5. Conclusions and Future Perspectives
It has become increasingly evident that cellular senescence is not merely a terminal endpoint of cancer therapy but rather a plastic state that modulates therapeutic responsiveness via secretome evolution. Strategies that reactivate the p53 pathway to induce senescence, eliminate established therapy-induced senescent (TIS) cells via senolytics, or modulate their proteotoxic effects through senomorphics represent innovative avenues to maximize the efficacy of conventional anticancer regimens while minimizing adverse effects. However, successful translation of these strategies into clinical practice necessitates addressing several key challenges.
Foremost among these is the implementation of personalized therapy tailored to p53 status. The functional state of p53 within a patient’s tumor—whether wild-type, deficient, harboring GOF mutations, or exhibiting MDM2 overexpression—serves as a pivotal biomarker guiding the selection of senescence-targeting modalities. For instance, tumors with MDM2 overexpression may be optimally targeted by p53 activators such as Nutlins. Conversely, p53-wild-type tumors may benefit most from TIS induction followed by immunotherapy, whereas p53-deficient or mutant tumors may require a strategy involving TIS induction followed immediately by senolytics or senomorphics, or exploitation of synthetic lethal vulnerabilities such as DNA2 or KDM4C inhibition (Figure 6).
Additionally, achieving therapeutic specificity remains a critical hurdle; agents must distinguish between senescent tumor cells and physiological senescence in normal tissues to avoid off-target toxicity.
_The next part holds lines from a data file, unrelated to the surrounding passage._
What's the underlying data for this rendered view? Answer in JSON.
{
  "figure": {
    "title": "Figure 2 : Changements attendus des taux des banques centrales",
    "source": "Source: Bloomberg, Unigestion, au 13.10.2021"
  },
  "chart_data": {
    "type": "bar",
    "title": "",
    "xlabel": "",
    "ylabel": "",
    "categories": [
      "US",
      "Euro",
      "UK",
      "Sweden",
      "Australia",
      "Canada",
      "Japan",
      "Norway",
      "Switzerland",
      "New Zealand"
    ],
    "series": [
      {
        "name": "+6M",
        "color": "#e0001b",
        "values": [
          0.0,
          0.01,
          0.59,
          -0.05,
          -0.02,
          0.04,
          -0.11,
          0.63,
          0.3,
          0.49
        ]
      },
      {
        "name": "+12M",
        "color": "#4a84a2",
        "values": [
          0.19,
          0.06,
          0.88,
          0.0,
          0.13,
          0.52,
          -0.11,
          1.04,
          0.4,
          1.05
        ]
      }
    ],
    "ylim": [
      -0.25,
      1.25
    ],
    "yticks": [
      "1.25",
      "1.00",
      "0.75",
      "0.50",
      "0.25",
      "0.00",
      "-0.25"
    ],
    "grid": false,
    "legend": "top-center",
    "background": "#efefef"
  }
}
Furthermore, reliable biomarkers capable of quantifying the burden of TIS cells and SASP activity in vivo are urgently needed.
Recent advances in clinical senescence biomarkers (2022–2025) have focused on circulating SASP proteins (e.g., GDF15, IL-6, TNFR1, VEGFA) as non-invasive markers of senescent cell burden, predicting mortality, mobility disability, and other age-related outcomes [127,128]. Panels including GDF15 and IL-6 improved outcome prediction in the Health ABC cohort, while GDF15, RAGE, and VEGFA were linked to mortality and proposed as biological age indicators [127,128]. T-cell p16INK4a variant 5 expression assesses senescence burden and predicts senolytic response to dasatinib plus quercetin [129]. Emerging studies validate GDF15 and extracellular vesicle signatures as senescent burden proxies, with early clinical promise [130]. Senolytic trials employ T-cell p16 and SASP panels for efficacy monitoring, and the LIFE study showed biomarker links to mobility disability reducible by physical activity [129,131]. Integrating liquid biopsy markers is essential for senolytic pharmacodynamic evaluation. Despite promise, heterogeneity and specificity challenges require further large-scale validation [127]. These advances support the geroscience hypothesis and age-related disease prevention.
Finally, comprehensive treatment protocols must be established to determine optimal timing, patient selection criteria, and combinatorial regimens with standard-of-care therapies. Addressing these challenges will position the modulation of cellular senescence as a key strategy for unlocking a new era of personalized cancer therapy, effectively breaking the cycle of recurrence and resistance while minimizing therapeutic side effects.
To bridge the remaining clinical gaps and transition from bench to bedside, the focus must shift from general senescence induction to the precise eradication of detrimental cell populations. Looking forward, the next decade of senescence-targeted therapy must overcome three primary barriers: (1) establishing quantitative in vivo biomarkers for monitoring TIS, (2) developing tissue-specific senomodulators (e.g., BCL-xL PROTACs) to minimize systemic toxicities, and (3) implementing p53-stratified clinical protocols. Our proposed framework emphasizes a one-two punch strategy where TIS induction is followed by personalized senolysis to ensure complete tumor clearance and prevent aggressive escape phenotypes.